Politicians in this country tend to make some odd decisions when it is time to nominate the person who will be appointed Australian of the Year on 26 January. This was the day in 1788 when an English sea-captain called Arthur Phillips sailed into Botany Bay with several boatloads of convicts and the European invasion of Australia began.

Within 50 years, the population of the original inhabitants who had occupied the land for more than 60,000 years was decimated and the vast majority of the clans wiped out, along with their languages, their culture and their intimate knowledge of the country.

In 2007, former conservative Prime Minister and climate-change sceptic John Howard chose Professor Tim Flannery, a leading advocate of the dangers of global warning, to be Australian of the Year. This year, Labor Prime Minister Kevin Rudd approved the choice of another academic, Professor Mick Dodson - one of the most outspoken activist Aborigines in the nation who believes 26 January is a horrible day to celebrate for black Australians.

Dodson said he "angsted" over the offer from the Prime Minister, thought about it deeply and declared that "I too share the concern of my indigenous brothers and sisters about the date. To many indigenous Australians, in fact most indigenous Australians, it really reflects the day in which our world came crashing down."

But then he decided to accept the honour and work to raise Australian consciousness about the troubling issues surrounding the health, education and rights of black Australians from the platform the nomination would give him.

Born in the Northern Territory to an Irish Australian father and an Aboriginal woman from the Yawuru people of the Broome region, Dodson was orphaned at 11 and went to school in Darwin and Katherine but then boarded at a private Catholic boarding school in Victoria's Western District.

He earned a law degree at Monash University and was the first Aborigine to be admitted to the Victorian Bar - 150 years after Europeans arrived in the state. He worked for the Victorian Aboriginal legal service before becoming a barrister and then moving to Darwin where he worked for the Northern Land Council and with other leading activists in fighting for Aboriginal land rights, social justice and recompense for past wrongs done to the First Australians.

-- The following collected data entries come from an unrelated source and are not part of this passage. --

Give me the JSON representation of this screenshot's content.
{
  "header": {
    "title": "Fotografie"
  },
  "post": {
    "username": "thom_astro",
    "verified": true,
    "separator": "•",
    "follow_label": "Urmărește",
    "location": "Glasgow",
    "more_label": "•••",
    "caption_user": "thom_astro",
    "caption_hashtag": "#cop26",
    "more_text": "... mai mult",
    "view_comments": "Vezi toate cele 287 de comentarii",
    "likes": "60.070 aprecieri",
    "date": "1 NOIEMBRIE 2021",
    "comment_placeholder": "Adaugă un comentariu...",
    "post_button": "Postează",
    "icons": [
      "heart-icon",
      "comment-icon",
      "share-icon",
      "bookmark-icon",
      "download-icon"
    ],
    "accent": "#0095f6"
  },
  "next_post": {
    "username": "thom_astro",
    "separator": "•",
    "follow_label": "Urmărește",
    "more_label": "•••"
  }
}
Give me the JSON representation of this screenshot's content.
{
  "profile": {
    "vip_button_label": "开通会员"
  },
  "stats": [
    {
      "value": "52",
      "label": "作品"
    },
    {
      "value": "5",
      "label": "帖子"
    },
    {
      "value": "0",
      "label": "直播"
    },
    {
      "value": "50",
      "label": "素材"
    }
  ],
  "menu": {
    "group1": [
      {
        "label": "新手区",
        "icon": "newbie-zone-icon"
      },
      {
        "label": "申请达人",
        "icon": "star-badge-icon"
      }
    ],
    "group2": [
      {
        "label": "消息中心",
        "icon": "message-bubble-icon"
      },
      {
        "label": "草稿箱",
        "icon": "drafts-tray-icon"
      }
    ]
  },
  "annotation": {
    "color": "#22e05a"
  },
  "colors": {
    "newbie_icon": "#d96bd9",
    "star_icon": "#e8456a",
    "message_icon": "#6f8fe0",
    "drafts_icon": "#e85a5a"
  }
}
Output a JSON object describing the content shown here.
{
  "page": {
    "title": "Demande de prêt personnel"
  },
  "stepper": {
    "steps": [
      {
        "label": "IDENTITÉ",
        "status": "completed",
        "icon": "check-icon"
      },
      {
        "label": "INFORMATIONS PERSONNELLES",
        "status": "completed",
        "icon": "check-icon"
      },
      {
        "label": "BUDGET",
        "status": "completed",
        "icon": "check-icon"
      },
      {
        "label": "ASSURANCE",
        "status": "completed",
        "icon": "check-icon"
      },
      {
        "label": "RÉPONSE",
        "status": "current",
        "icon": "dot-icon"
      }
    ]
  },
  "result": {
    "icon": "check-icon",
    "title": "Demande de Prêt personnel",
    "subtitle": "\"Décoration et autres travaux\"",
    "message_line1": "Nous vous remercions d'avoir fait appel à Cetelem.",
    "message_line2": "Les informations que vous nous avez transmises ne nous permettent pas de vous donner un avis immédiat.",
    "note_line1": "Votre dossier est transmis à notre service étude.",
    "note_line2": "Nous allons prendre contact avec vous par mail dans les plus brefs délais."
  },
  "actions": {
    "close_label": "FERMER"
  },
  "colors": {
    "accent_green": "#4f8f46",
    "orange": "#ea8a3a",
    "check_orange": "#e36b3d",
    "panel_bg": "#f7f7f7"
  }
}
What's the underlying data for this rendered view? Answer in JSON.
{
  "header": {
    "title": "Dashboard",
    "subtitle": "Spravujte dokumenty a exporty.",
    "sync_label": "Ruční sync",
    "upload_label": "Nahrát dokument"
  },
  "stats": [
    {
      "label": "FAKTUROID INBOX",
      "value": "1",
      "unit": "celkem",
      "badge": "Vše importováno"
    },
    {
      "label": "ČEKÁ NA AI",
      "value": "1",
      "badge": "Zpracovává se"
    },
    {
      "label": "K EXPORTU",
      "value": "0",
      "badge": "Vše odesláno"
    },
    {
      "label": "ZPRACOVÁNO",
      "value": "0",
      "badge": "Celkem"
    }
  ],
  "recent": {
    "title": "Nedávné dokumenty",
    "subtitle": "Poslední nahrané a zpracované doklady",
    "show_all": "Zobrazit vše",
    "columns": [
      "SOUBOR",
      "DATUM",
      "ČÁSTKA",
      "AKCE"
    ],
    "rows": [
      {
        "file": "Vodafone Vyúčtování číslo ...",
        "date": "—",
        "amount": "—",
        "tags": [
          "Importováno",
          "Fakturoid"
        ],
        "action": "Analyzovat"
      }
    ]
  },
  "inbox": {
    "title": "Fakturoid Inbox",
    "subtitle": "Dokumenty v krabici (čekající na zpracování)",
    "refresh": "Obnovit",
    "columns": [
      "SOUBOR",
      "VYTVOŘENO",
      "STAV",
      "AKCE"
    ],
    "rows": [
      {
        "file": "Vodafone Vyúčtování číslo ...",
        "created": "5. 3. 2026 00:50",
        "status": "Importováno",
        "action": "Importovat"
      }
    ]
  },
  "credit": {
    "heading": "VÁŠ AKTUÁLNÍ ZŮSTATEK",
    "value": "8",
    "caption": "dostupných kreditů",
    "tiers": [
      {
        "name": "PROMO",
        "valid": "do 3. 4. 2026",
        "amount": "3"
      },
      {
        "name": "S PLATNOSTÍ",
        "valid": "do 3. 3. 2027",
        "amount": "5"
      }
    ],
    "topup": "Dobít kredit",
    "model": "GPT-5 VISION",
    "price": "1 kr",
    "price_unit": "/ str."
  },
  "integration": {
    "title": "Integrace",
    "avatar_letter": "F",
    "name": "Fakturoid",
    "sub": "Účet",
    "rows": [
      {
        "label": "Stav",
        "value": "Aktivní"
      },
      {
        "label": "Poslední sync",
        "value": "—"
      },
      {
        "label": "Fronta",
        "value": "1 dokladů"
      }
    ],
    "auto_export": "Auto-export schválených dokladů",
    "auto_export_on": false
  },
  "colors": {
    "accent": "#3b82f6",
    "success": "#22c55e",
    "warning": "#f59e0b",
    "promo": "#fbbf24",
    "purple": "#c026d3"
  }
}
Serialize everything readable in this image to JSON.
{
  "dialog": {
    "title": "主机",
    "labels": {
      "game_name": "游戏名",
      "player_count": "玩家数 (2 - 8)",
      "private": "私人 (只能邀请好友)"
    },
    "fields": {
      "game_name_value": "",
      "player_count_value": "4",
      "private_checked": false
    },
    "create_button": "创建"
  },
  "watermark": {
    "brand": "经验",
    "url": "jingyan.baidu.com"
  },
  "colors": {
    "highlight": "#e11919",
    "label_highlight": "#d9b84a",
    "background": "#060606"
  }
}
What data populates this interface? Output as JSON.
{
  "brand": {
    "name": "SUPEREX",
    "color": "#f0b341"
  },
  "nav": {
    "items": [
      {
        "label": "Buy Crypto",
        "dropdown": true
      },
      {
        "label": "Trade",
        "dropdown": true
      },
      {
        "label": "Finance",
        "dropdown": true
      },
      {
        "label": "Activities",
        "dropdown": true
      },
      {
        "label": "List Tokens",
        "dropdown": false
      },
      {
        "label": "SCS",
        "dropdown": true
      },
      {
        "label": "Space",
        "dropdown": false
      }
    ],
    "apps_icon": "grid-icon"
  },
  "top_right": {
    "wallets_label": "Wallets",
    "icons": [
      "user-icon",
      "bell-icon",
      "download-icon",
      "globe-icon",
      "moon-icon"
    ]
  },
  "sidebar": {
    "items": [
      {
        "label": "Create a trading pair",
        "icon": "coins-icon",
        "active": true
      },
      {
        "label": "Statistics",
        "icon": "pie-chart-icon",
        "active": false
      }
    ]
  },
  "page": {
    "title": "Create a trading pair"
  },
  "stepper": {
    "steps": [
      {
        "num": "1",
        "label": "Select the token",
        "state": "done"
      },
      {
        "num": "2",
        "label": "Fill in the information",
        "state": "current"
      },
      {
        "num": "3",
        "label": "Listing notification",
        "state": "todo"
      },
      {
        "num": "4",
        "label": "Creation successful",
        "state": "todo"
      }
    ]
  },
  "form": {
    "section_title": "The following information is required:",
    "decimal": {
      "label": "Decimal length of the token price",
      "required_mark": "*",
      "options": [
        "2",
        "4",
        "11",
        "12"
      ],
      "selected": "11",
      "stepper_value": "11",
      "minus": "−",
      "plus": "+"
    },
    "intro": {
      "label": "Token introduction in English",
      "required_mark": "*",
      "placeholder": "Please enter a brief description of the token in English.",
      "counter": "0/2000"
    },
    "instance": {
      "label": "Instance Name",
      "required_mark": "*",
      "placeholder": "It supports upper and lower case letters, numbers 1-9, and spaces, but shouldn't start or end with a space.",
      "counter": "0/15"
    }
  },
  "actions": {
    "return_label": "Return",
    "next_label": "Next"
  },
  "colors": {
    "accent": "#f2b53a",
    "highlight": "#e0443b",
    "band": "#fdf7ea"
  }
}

For five years from 1993, Dodson was an Aboriginal and Torres Strait Islander Social Justice Commissioner. It was during this time he joined a government-commissioned inquiry and co-authored one of the most disturbing documents to be published about black-white relations.

The Bringing them Home report documented in appalling detail hundreds of cases of black children across northern Australia who had been removed from their mothers and put in orphanages, church missions and private homes. This was simply because the authorities believed they were "half-caste" and should not be raised among their black relatives. Many never saw their mothers or fathers or any of their relatives again.

The Howard government promptly shelved the report and refused every call for a national apology to what became known as the Stolen Generation. That is, until Labor was re-elected in November 2007 and on the first sitting day of the new parliament in February last year, Rudd gave an eloquent and moving apology, not only to the Stolen Generation but to all Aboriginal and Torres Strait Islander people whose lives had been affected by the white invasion and the ongoing domination by the white community.

By this time, Dodson was occupying a chair at the Australian National University where he had been director of its centre for indigenous studies since its inception in 2005. He was, as well, chair of the Australian Institute for Aboriginal and Torres Strait Islander Studies and co-chair of Reconciliation Australia - the body set up to try to reconcile black and white Australia.

A gruff, no-nonsense man who describes himself as "a persistent bugger", Dodson said he would use the next 12 months in the national spotlight to try to build an understanding among Australians about the importance of human rights.

ANU Vice-Chancellor Professor Ian Chubb congratulated Dodson publicly on accepting the nomination. Chubb said he has worked to advance indigenous rights on the national and international stage, as well as continuing his research into aspects of human rights and international law.

"We applaud the selection of Professor Dodson as Australian of the Year, and are proud to count him as one of our academic leaders," Chubb said. "He has tirelessly combined advocacy, diplomatic and academic roles. He has overcome prejudice and blazed pathways for indigenous Australians. His record is an outstanding example of the high value we place on combining scholarly research with public engagement. For all these reasons we celebrate him and his achievements."

Chubb said that at the international level, Dodson had campaigned to put the human rights of the world's indigenous peoples on the United Nations agenda and had participated for more than a decade in bringing the Declaration on the Rights of Indigenous Peoples to fruition.

"As the current community representative for the Pacific region at the United Nations Permanent Forum on Indigenous Issues, Professor Mick Dodson continues his vital service to the Australian community and especially to indigenous peoples, at home and worldwide," Chubb said.